Barack Obama has said the biggest mistake of his presidency was the lack of planning for the aftermath of Muammar Gaddafi’s ouster in Libya that left the country spiralling into chaos and coming under threat from violent extremists.
Reflecting on his legacy in a Fox News interview aired on Sunday, Obama said his “worst mistake” was “probably failing to plan for the day after what I think was the right thing to do in intervening in Libya”.
White House spokesman Josh Earnest on Monday said Obama’s regrets extended to what “the United States and the rest of the members of our coalition didn’t do”.

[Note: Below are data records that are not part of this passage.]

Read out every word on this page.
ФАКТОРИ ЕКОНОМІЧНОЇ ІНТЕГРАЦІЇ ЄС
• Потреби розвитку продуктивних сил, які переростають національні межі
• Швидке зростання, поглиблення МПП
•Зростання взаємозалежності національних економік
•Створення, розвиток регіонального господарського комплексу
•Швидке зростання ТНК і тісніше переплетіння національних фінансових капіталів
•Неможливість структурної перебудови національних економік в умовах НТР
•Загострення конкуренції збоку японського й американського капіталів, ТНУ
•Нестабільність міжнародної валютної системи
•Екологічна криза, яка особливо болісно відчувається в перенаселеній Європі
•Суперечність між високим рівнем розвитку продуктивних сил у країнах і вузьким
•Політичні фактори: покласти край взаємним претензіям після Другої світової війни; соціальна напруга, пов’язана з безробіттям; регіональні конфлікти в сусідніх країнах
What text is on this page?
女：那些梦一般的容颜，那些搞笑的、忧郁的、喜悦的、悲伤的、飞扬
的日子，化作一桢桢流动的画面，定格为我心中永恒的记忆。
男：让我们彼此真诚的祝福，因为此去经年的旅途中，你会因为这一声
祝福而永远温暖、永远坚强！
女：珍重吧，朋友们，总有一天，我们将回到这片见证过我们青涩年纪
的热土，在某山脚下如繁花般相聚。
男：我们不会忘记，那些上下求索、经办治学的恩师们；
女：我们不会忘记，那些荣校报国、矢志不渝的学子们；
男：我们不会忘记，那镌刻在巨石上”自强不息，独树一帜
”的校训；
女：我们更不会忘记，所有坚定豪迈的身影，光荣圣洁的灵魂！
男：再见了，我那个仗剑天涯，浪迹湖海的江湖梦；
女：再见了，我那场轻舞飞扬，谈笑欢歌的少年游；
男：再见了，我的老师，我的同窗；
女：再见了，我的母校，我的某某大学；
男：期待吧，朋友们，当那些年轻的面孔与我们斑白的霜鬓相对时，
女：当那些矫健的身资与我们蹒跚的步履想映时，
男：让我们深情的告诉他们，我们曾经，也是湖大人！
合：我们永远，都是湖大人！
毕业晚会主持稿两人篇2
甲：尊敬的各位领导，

“The president has tried to apply this lesson in considering the use of military and other circumstances,” Earnest said.
“That asking the question about what situation will prevail and what sort of commitments from the international community will be required after that military intervention has been ordered by the commander in chief.”
In March, Obama made a searing critique of the British prime minister, David Cameron, and the former French leader, Nicolas Sarkozy, for their roles in the bombing campaign they led in Libya.
Cameron had become “distracted” and Sarkozy wanted to promote his country during the 2011 Nato-led military intervention, Obama said in an interview with The Atlantic magazine.
Since the downfall of Gaddafi, who was killed in a popular uprising, Libya descended into near-anarchy – ruled by rival militias vying for power while the Islamic State group has gained influence in the country.